Irish Legal Heritage: Domestic Violence and Westropp’s Divorce Bill 1886
The commencement of the Domestic Violence Act 2018 brings significant changes to Ireland’s law on domestic violence, including the introduction of offences under the heading of coercive control, the court’s express consideration of the victim’s psychological and emotional welfare, and extension of the eligibility of Safety and Protection Orders to all partners in an intimate relationship.
Hailed by many as ground-breaking legislation, the history of legal remedies for victims of domestic violence in Ireland displays a pattern of resistance to reform. Indeed, it was not until the Family Law (Maintenance of Spouses and Children Act) 1976 that courts in Ireland could grant barring orders on the basis of spousal misconduct – notably prior to the constitutional prohibition of divorce being removed from Bunreacht na hÉireann after the 1995 marriage referendum.
Prior to independence, women in Ireland could be granted a divorce a mensa et thoro (i.e. legal separation, rather than a full divorce a vinculis) on the basis of “cruelty”. However, cruelty as a ground for divorce was famously difficult to prove, and the lack of protection offered to women and their children post-separation – and indeed the lack of women’s rights in general – meant that victims were reluctant to come forward. Domestic violence was largely seen as a legitimate form of punishment used by a husband to correct his wife, and so it was only in exceptional cases that the cruelty could be considered so bad as to be unacceptable. Indeed, as violence towards women began emerging as something for men to be “embarrassed” about, its impact was trivialised (as exemplified by the cartoon advertisement above).

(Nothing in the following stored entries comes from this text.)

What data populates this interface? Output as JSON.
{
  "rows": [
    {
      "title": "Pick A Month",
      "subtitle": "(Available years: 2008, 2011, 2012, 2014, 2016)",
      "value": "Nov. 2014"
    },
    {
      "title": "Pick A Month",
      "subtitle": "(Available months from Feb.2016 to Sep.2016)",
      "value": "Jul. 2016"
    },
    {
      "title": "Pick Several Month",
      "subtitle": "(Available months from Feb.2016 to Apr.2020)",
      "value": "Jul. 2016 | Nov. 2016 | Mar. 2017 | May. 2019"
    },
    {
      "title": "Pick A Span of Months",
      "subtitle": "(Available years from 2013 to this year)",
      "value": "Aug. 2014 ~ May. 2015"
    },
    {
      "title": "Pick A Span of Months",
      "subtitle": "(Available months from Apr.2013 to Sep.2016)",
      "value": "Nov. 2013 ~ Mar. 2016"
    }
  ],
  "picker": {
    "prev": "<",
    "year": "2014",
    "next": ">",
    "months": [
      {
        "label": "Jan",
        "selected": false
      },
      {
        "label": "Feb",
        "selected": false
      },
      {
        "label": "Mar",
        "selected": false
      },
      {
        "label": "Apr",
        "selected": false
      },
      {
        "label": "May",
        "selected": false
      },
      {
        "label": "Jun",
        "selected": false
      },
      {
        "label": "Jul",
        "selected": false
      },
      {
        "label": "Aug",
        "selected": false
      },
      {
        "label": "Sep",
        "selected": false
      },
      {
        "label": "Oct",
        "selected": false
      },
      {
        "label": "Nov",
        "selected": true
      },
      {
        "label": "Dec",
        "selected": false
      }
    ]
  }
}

Westropp’s Divorce Bill (1886) 11 App. Cas. 297 was a landmark divorce case in Ireland, in that it was the first ever presented by an Irishwoman, and it established a legal precedent “whereby any ground for divorce accepted by court could be applied in parliament”. The courts recognised both the physical and emotional abuse suffered by Louisa Westropp at the hands of her husband, who would spit in her face “by way of amusement” and was so violent towards her that she was “obliged to take refuge in a cupboard” late at night to avoid him. It was ruled that Louisa’s bodily fear fully justified her refusal to continue cohabiting with her husband, and that it was impossible for her to continue to do so with any reasonable prospect of maintaining her health (Urquhart, 2013). While the Westropp case was undoubtedly trailblazing for the divorce on the grounds of cruelty, it cannot be ignored that Louisa’s high social class as the granddaughter of the Earl of Mountcashel was a significant factor in her success – and indeed her ability to pursue separation in the first place.
The social divide in the ability of victims to separate from abusive intimate partners continues to this day, and in addition to physical, sexual, emotional, and psychological abuse – financial abuse has long been recognised as a form of coercive control, and it is hoped that the Domestic Violence Act 2018 presents an opportunity for strides to be taken on an issue wherein legal intervention has historically been left wanting.